Desde la mirada gremial, el acuerdo no debe analizarse únicamente como un hito político o diplomático, sino como una herramienta concreta que puede redefinir el posicionamiento del agro uruguayo en su principal mercado de alto valor. Ferber subrayó que el paso dado en Europa es significativo, pero insistió en la necesidad de avanzar con rapidez a nivel interno. “Lo que nosotros tenemos que hacer ahora es votar ágilmente en nuestro Parlamento”, señaló, marcando que los tiempos institucionales también inciden en la competitividad.
La carne como motor
El análisis de Ferber parte de una constatación clara: el sector cárnico llega a este escenario en una posición relativamente sólida. “El sector cárnico es el que está funcionando”, afirmó, en referencia a un rubro que ya tiene una inserción consolidada en el mercado europeo y que concentra buena parte de las exportaciones regionales de alto valor.

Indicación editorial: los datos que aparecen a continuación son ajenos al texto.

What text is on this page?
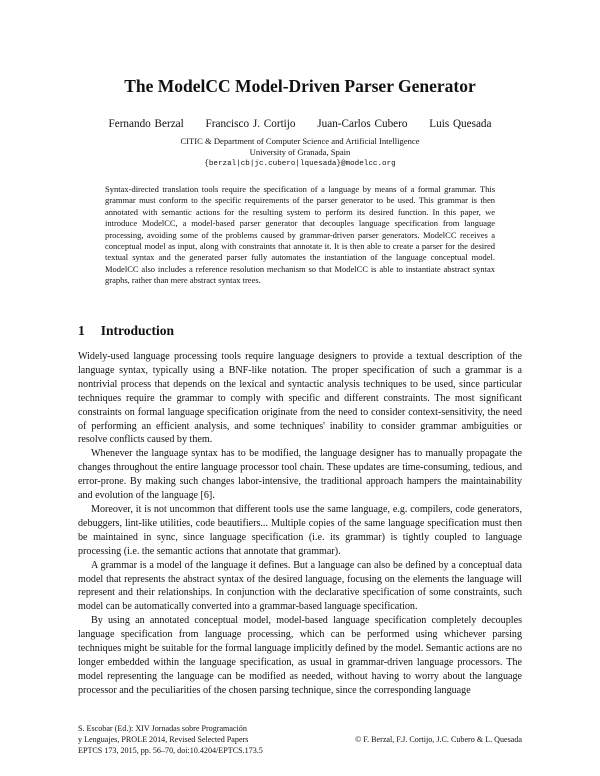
The ModelCC Model-Driven Parser Generator
Fernando Berzal Francisco J. Cortijo Juan-Carlos Cubero Luis Quesada
CITIC & Department of Computer Science and Artificial Intelligence
University of Granada, Spain
{berzal|cb|jc.cubero|lquesada}@modelcc.org
Syntax-directed translation tools require the specification of a language by means of a formal grammar. This grammar must conform to the specific requirements of the parser generator to be used. This grammar is then annotated with semantic actions for the resulting system to perform its desired function. In this paper, we introduce ModelCC, a model-based parser generator that decouples language specification from language processing, avoiding some of the problems caused by grammar-driven parser generators. ModelCC receives a conceptual model as input, along with constraints that annotate it. It is then able to create a parser for the desired textual syntax and the generated parser fully automates the instantiation of the language conceptual model. ModelCC also includes a reference resolution mechanism so that ModelCC is able to instantiate abstract syntax graphs, rather than mere abstract syntax trees.
1 Introduction

Widely-used language processing tools require language designers to provide a textual description of the language syntax, typically using a BNF-like notation. The proper specification of such a grammar is a nontrivial process that depends on the lexical and syntactic analysis techniques to be used, since particular techniques require the grammar to comply with specific and different constraints. The most significant constraints on formal language specification originate from the need to consider context-sensitivity, the need of performing an efficient analysis, and some techniques' inability to consider grammar ambiguities or resolve conflicts caused by them.

Whenever the language syntax has to be modified, the language designer has to manually propagate the changes throughout the entire language processor tool chain. These updates are time-consuming, tedious, and error-prone. By making such changes labor-intensive, the traditional approach hampers the maintainability and evolution of the language [6].

Moreover, it is not uncommon that different tools use the same language, e.g. compilers, code generators, debuggers, lint-like utilities, code beautifiers... Multiple copies of the same language specification must then be maintained in sync, since language specification (i.e. its grammar) is tightly coupled to language processing (i.e. the semantic actions that annotate that grammar).

A grammar is a model of the language it defines. But a language can also be defined by a conceptual data model that represents the abstract syntax of the desired language, focusing on the elements the language will represent and their relationships. In conjunction with the declarative specification of some constraints, such model can be automatically converted into a grammar-based language specification.

By using an annotated conceptual model, model-based language specification completely decouples language specification from language processing, which can be performed using whichever parsing techniques might be suitable for the formal language implicitly defined by the model. Semantic actions are no longer embedded within the language specification, as usual in grammar-driven language processors. The model representing the language can be modified as needed, without having to worry about the language processor and the peculiarities of the chosen parsing technique, since the corresponding language

S. Escobar (Ed.): XIV Jornadas sobre Programación
y Lenguajes, PROLE 2014, Revised Selected Papers
EPTCS 173, 2015, pp. 56–70, doi:10.4204/EPTCS.173.5
© F. Berzal, F.J. Cortijo, J.C. Cubero & L. Quesada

Los datos del Foro Mercosur de la Carne (FMC) refuerzan esa lectura. Entre 2020 y 2024, el Mercosur exportó a la Unión Europea entre 1.200 y 1.350 millones de dólares anuales en carne bovina, lo que explicó entre el 70% y el 75% de las importaciones extra comunitarias de ese producto. Se trata, además, de ventas enfocadas en cortes de alto valor, lo que confirma la relevancia estratégica de ese destino.

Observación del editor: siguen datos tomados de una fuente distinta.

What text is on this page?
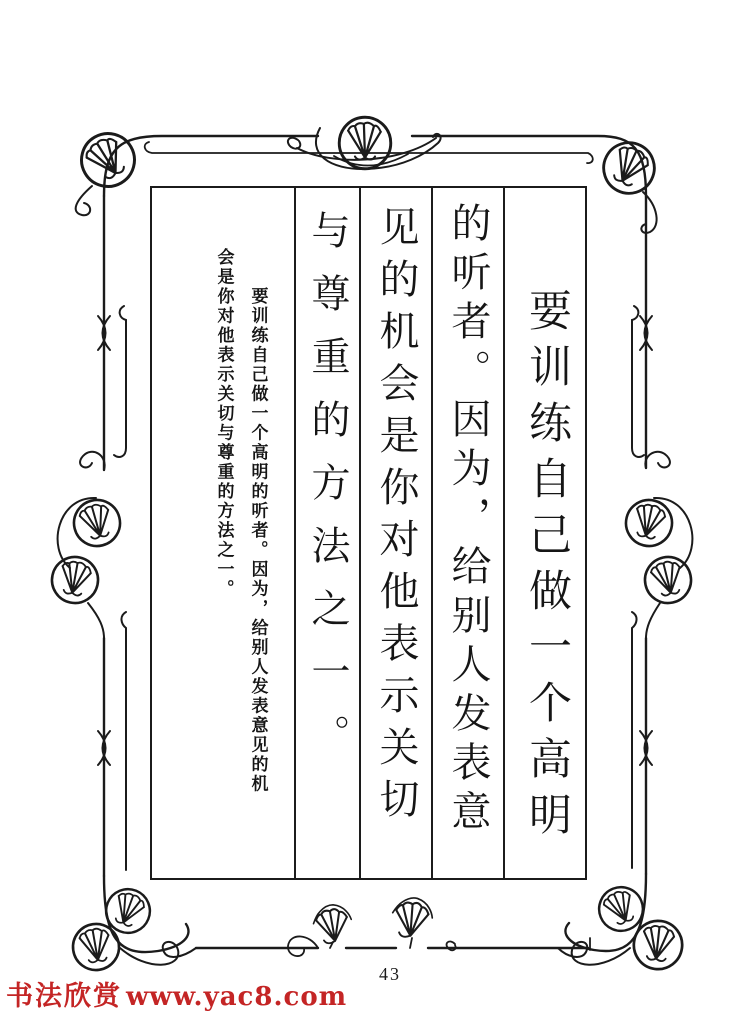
要训练自己做一个高明
的听者。因为，给别人发表意
见的机会是你对他表示关切
与尊重的方法之一。
要训练自己做一个高明的听者。因为，给别人发表意见的机
会是你对他表示关切与尊重的方法之一。
43
书法欣赏 www.yac8.com
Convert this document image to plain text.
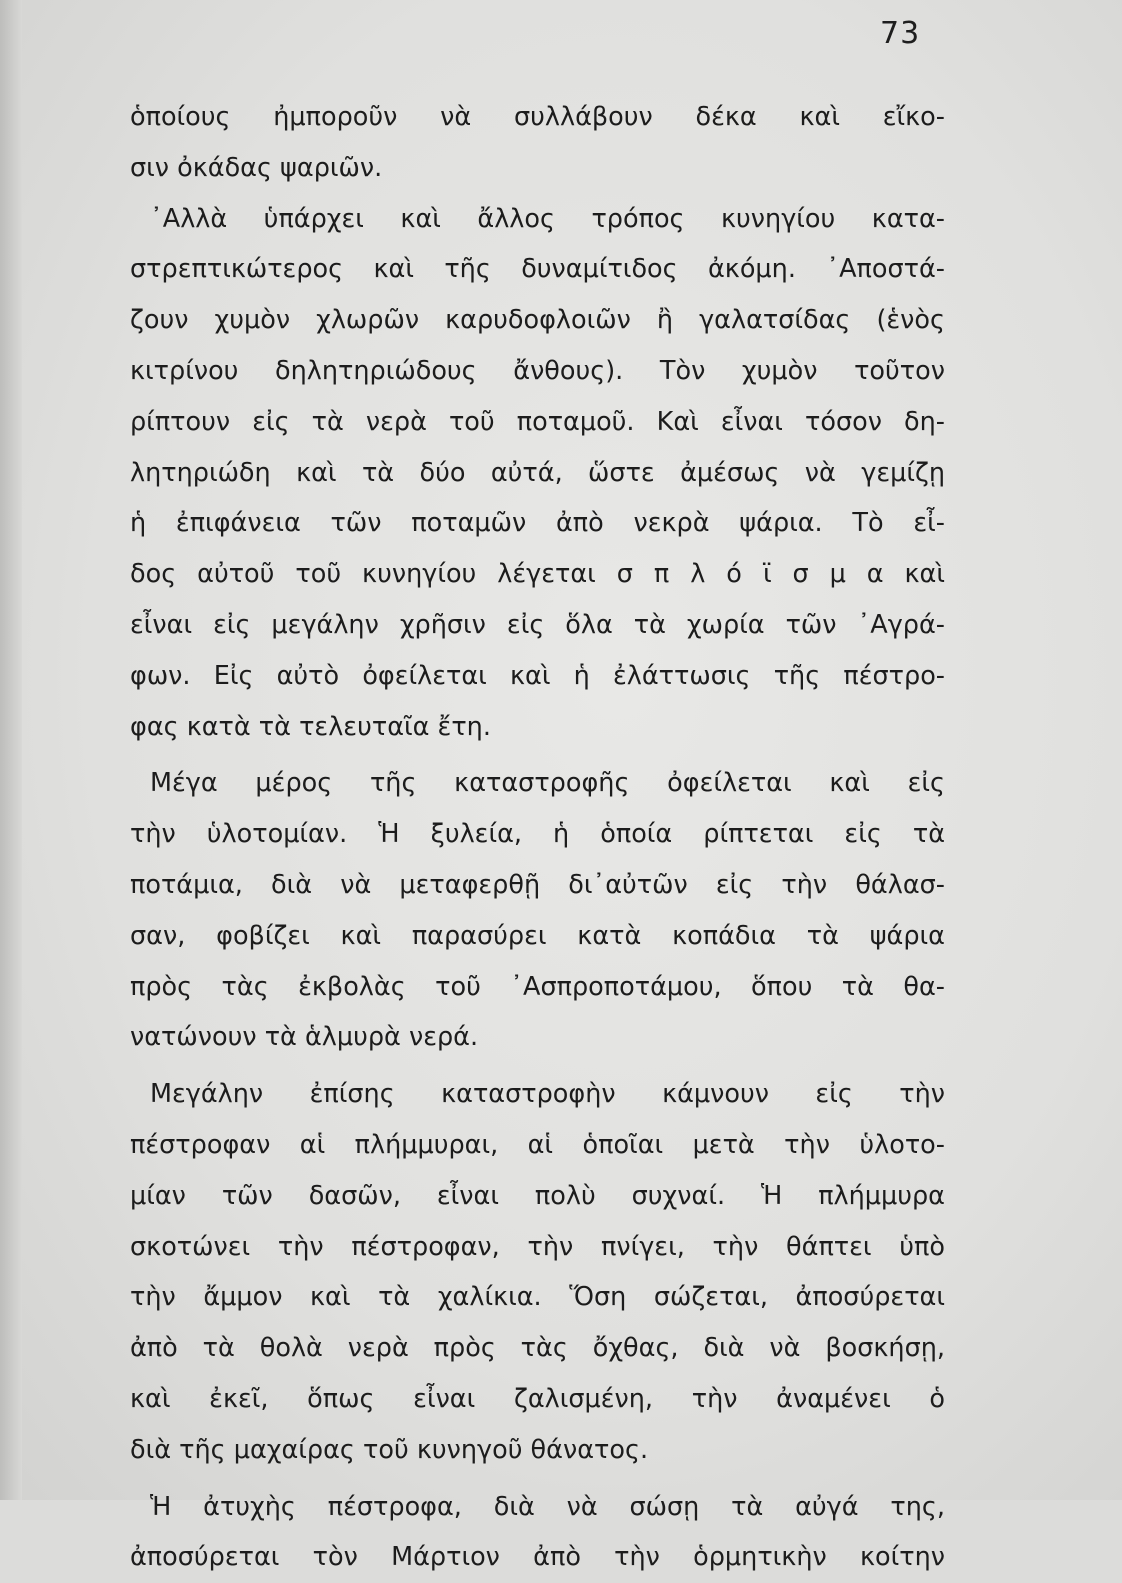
73
ὁποίους ἠμποροῦν νὰ συλλάβουν δέκα καὶ εἴκο-
σιν ὀκάδας ψαριῶν.
᾿Αλλὰ ὑπάρχει καὶ ἄλλος τρόπος κυνηγίου κατα-
στρεπτικώτερος καὶ τῆς δυναμίτιδος ἀκόμη. ᾿Αποστά-
ζουν χυμὸν χλωρῶν καρυδοφλοιῶν ἢ γαλατσίδας (ἑνὸς
κιτρίνου δηλητηριώδους ἄνθους). Τὸν χυμὸν τοῦτον
ρίπτουν εἰς τὰ νερὰ τοῦ ποταμοῦ. Καὶ εἶναι τόσον δη-
λητηριώδη καὶ τὰ δύο αὐτά, ὥστε ἀμέσως νὰ γεμίζῃ
ἡ ἐπιφάνεια τῶν ποταμῶν ἀπὸ νεκρὰ ψάρια. Τὸ εἶ-
δος αὐτοῦ τοῦ κυνηγίου λέγεται σ π λ ό ϊ σ μ α καὶ
εἶναι εἰς μεγάλην χρῆσιν εἰς ὅλα τὰ χωρία τῶν ᾿Αγρά-
φων. Εἰς αὐτὸ ὀφείλεται καὶ ἡ ἐλάττωσις τῆς πέστρο-
φας κατὰ τὰ τελευταῖα ἔτη.
Μέγα μέρος τῆς καταστροφῆς ὀφείλεται καὶ εἰς
τὴν ὑλοτομίαν. Ἡ ξυλεία, ἡ ὁποία ρίπτεται εἰς τὰ
ποτάμια, διὰ νὰ μεταφερθῇ δι᾿αὐτῶν εἰς τὴν θάλασ-
σαν, φοβίζει καὶ παρασύρει κατὰ κοπάδια τὰ ψάρια
πρὸς τὰς ἐκβολὰς τοῦ ᾿Ασπροποτάμου, ὅπου τὰ θα-
νατώνουν τὰ ἁλμυρὰ νερά.
Μεγάλην ἐπίσης καταστροφὴν κάμνουν εἰς τὴν
πέστροφαν αἱ πλήμμυραι, αἱ ὁποῖαι μετὰ τὴν ὑλοτο-
μίαν τῶν δασῶν, εἶναι πολὺ συχναί. Ἡ πλήμμυρα
σκοτώνει τὴν πέστροφαν, τὴν πνίγει, τὴν θάπτει ὑπὸ
τὴν ἄμμον καὶ τὰ χαλίκια. Ὅση σώζεται, ἀποσύρεται
ἀπὸ τὰ θολὰ νερὰ πρὸς τὰς ὄχθας, διὰ νὰ βοσκήσῃ,
καὶ ἐκεῖ, ὅπως εἶναι ζαλισμένη, τὴν ἀναμένει ὁ
διὰ τῆς μαχαίρας τοῦ κυνηγοῦ θάνατος.
Ἡ ἀτυχὴς πέστροφα, διὰ νὰ σώσῃ τὰ αὐγά της,
ἀποσύρεται τὸν Μάρτιον ἀπὸ τὴν ὁρμητικὴν κοίτην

Sin embargo, Ferber planteó que reducir el impacto del acuerdo únicamente a la carne sería una mirada incompleta. “Para el sector agropecuario, para carne roja, para arroz, para muchos productos, este va a ser una diferencia enorme”, sostuvo, introduciendo una visión más transversal sobre los efectos potenciales del nuevo marco comercial.
Arroz y agricultura
Desde ese enfoque más amplio, el presidente de la ARU puso especial énfasis en el sector arrocero, que históricamente ha dependido de cuotas y condiciones de acceso para sostener su competitividad. “El sector agrícola tiene aumento de cuotas y el sector arrocero puede capitalizarlo de buena forma”, afirmó.

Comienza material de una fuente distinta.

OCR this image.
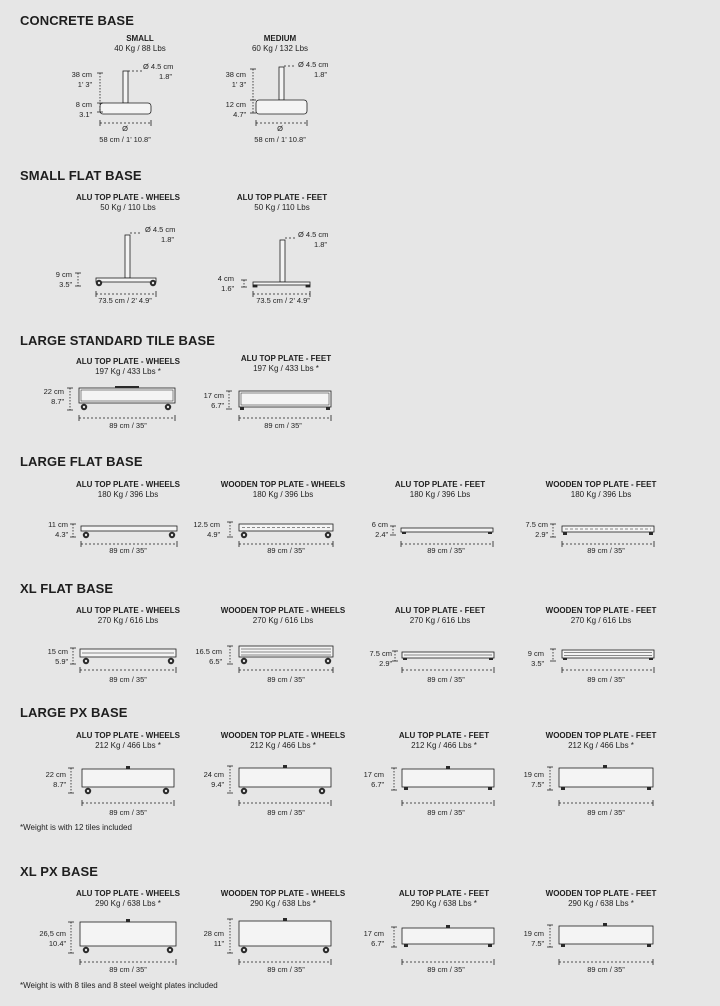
CONCRETE BASE
SMALL
40 Kg / 88 Lbs
MEDIUM
60 Kg / 132 Lbs
38 cm
1’ 3”
8 cm
3.1”
Ø 4.5 cm
1.8”
Ø
58 cm / 1’ 10.8”
38 cm
1’ 3”
12 cm
4.7”
Ø 4.5 cm
1.8”
Ø
58 cm / 1’ 10.8”
SMALL FLAT BASE
ALU TOP PLATE - WHEELS
50 Kg / 110 Lbs
ALU TOP PLATE - FEET
50 Kg / 110 Lbs
Ø 4.5 cm
1.8”
9 cm
3.5”
73.5 cm / 2’ 4.9”
Ø 4.5 cm
1.8”
4 cm
1.6”
73.5 cm / 2’ 4.9”
LARGE STANDARD TILE BASE
ALU TOP PLATE - WHEELS
197 Kg / 433 Lbs *
ALU TOP PLATE - FEET
197 Kg / 433 Lbs *
22 cm
8.7”
89 cm / 35”
17 cm
6.7”
89 cm / 35”
LARGE FLAT BASE
ALU TOP PLATE - WHEELS
180 Kg / 396 Lbs
WOODEN TOP PLATE - WHEELS
180 Kg / 396 Lbs
ALU TOP PLATE - FEET
180 Kg / 396 Lbs
WOODEN TOP PLATE - FEET
180 Kg / 396 Lbs
11 cm
4.3”
12.5 cm
4.9”
6 cm
2.4”
7.5 cm
2.9”
89 cm / 35”	89 cm / 35”	89 cm / 35”	89 cm / 35”
XL FLAT BASE
ALU TOP PLATE - WHEELS
270 Kg / 616 Lbs
WOODEN TOP PLATE - WHEELS
270 Kg / 616 Lbs
ALU TOP PLATE - FEET
270 Kg / 616 Lbs
WOODEN TOP PLATE - FEET
270 Kg / 616 Lbs
15 cm
5.9”
16.5 cm
6.5”
7.5 cm
2.9”
9 cm
3.5”
89 cm / 35”	89 cm / 35”	89 cm / 35”	89 cm / 35”
LARGE PX BASE
ALU TOP PLATE - WHEELS
212 Kg / 466 Lbs *
WOODEN TOP PLATE - WHEELS
212 Kg / 466 Lbs *
ALU TOP PLATE - FEET
212 Kg / 466 Lbs *
WOODEN TOP PLATE - FEET
212 Kg / 466 Lbs *
22 cm
8.7”
24 cm
9.4”
17 cm
6.7”
19 cm
7.5”
89 cm / 35”	89 cm / 35”	89 cm / 35”	89 cm / 35”
*Weight is with 12 tiles included
XL PX BASE
ALU TOP PLATE - WHEELS
290 Kg / 638 Lbs *
WOODEN TOP PLATE - WHEELS
290 Kg / 638 Lbs *
ALU TOP PLATE - FEET
290 Kg / 638 Lbs *
WOODEN TOP PLATE - FEET
290 Kg / 638 Lbs *
26,5 cm
10.4”
28 cm
11”
17 cm
6.7”
19 cm
7.5”
89 cm / 35”	89 cm / 35”	89 cm / 35”	89 cm / 35”
*Weight is with 8 tiles and 8 steel weight plates included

Ferber evitó plantear el acuerdo como una solución mágica. “No te voy a decir que va a ser un antes y un después”, aclaró, pero insistió en que el acceso ampliado al mercado europeo —el que mejor paga— introduce un cambio cualitativo. “Evidentemente aumenta la cuota en el mercado que más nos paga, así que tiene que ser positivo”, resumió.